Sonidegib

Clinical data
- Trade names: Odomzo
- Other names: LDE225, erismodegib
- AHFS/Drugs.com: Monograph
- MedlinePlus: a615034
- License data: EU EMA: by INN; US DailyMed: Sonidegib;
- Pregnancy category: Contraindicated (X);
- Routes of administration: By mouth
- Drug class: Antineoplastic
- ATC code: L01XJ02 (WHO) ;

Legal status
- Legal status: AU: S4 (Prescription only); CA: ℞-only; US: ℞-only; EU: Rx-only; In general: ℞ (Prescription only);

Pharmacokinetic data
- Bioavailability: <10%
- Protein binding: >97%
- Metabolism: Liver (CYP3A)
- Elimination half-life: ~28 days
- Excretion: Feces (~70%), urine (30%)

Identifiers
- IUPAC name N-[6-[(2S,6R)-2,6-Dimethylmorpholin-4-yl]pyridin-3-yl]-2-methyl-3-[4-(trifluoromethoxy)phenyl]benzamide;
- CAS Number: 956697-53-3;
- PubChem CID: 24775005;
- DrugBank: DB09143;
- ChemSpider: 25027390;
- UNII: 0RLU3VTK5M;
- KEGG: D10119; as salt: D10729;
- ChEBI: CHEBI:90863;
- ChEMBL: ChEMBL2105737;
- CompTox Dashboard (EPA): DTXSID501009335 ;

Chemical and physical data
- Formula: C_{26}H_{26}F_{3}N_{3}O_{3}
- Molar mass: 485.507 g·mol^{−1}
- 3D model (JSmol): Interactive image;
- SMILES C[C@@H]1CN(C[C@@H](O1)C)C2=NC=C(C=C2)NC(=O)C3=CC=CC(=C3C)C4=CC=C(C=C4)OC(F)(F)F;
- InChI InChI=1S/C26H26F3N3O3/c1-16-14-32(15-17(2)34-16)24-12-9-20(13-30-24)31-25(33)23-6-4-5-22(18(23)3)19-7-10-21(11-8-19)35-26(27,28)29/h4-13,16-17H,14-15H2,1-3H3,(H,31,33)/t16-,17+; Key:VZZJRYRQSPEMTK-CALCHBBNSA-N;

= Sonidegib =

Chemical compound

Sonidegib (INN), sold under the brand name Odomzo, is a medication used to treat cancer.

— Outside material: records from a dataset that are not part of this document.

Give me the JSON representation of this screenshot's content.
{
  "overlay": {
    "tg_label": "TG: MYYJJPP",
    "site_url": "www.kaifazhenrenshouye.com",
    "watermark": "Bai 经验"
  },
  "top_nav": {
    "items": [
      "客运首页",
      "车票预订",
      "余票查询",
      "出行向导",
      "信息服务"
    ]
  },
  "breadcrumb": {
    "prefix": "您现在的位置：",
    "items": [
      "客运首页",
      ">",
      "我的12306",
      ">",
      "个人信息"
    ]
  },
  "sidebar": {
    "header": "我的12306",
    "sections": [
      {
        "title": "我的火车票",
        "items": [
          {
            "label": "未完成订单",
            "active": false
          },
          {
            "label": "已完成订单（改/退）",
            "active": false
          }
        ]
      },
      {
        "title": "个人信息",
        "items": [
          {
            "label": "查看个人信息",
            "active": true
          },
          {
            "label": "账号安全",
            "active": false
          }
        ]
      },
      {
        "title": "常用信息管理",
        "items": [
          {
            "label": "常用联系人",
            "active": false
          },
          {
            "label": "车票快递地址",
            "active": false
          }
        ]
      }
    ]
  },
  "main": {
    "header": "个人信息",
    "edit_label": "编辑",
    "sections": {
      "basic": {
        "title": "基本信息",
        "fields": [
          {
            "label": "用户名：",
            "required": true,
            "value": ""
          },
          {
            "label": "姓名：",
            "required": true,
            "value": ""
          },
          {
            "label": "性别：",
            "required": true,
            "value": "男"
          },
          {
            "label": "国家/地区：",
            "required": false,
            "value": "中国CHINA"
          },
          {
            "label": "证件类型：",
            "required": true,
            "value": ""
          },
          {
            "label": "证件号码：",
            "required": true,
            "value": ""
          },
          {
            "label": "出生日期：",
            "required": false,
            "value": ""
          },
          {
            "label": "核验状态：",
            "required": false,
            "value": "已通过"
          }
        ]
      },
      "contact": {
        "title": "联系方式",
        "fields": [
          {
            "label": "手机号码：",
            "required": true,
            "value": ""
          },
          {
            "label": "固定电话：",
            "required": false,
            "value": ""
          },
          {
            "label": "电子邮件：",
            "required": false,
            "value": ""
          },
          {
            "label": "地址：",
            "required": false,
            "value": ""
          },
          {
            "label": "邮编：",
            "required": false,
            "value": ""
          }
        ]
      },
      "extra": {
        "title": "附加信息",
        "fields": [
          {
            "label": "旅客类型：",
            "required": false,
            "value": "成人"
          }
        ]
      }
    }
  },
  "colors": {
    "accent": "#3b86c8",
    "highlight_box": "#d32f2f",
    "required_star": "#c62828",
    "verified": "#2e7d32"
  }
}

Sonidegib is a Hedgehog signaling pathway inhibitor (via smoothened antagonism).

==Approvals and indications==
It was approved for medical use in the United States and in the European Union in 2015

It is indicated for the treatment of adults with locally advanced basal-cell carcinoma that has recurred following surgery or radiation therapy, or those who are not candidates for surgery or radiation therapy.

== Pharmacology ==
Sonidegib is administered by mouth. Common side effects include muscle spasms, hair loss, fatigue, abdominal pain, nausea, headache, and weight loss.

Sonidegib binds to and inhibits smoothened to inhibit activation of the Hedgehog pathway. Sonidegib is primarily metabolized by CYP3A and is eliminated hepatically.

==Development==
It has been investigated as a potential treatment for:
- Pancreatic cancer
- Breast cancer
- Basal cell carcinoma of the skin
- Small cell lung cancer
- Medulloblastoma
- Advanced solid tumors (including ovarian, breast, pancreatic, stomach, oesophageal cancers and glioblastoma multiforme)
- Acute leukemia and chronic myeloid leukemia
- Myelofibrosis and essential thrombocythaemia

It has demonstrated significant efficacy against melanoma in vitro and in vivo. It also demonstrated efficacy in a mouse model of pancreatic cancer.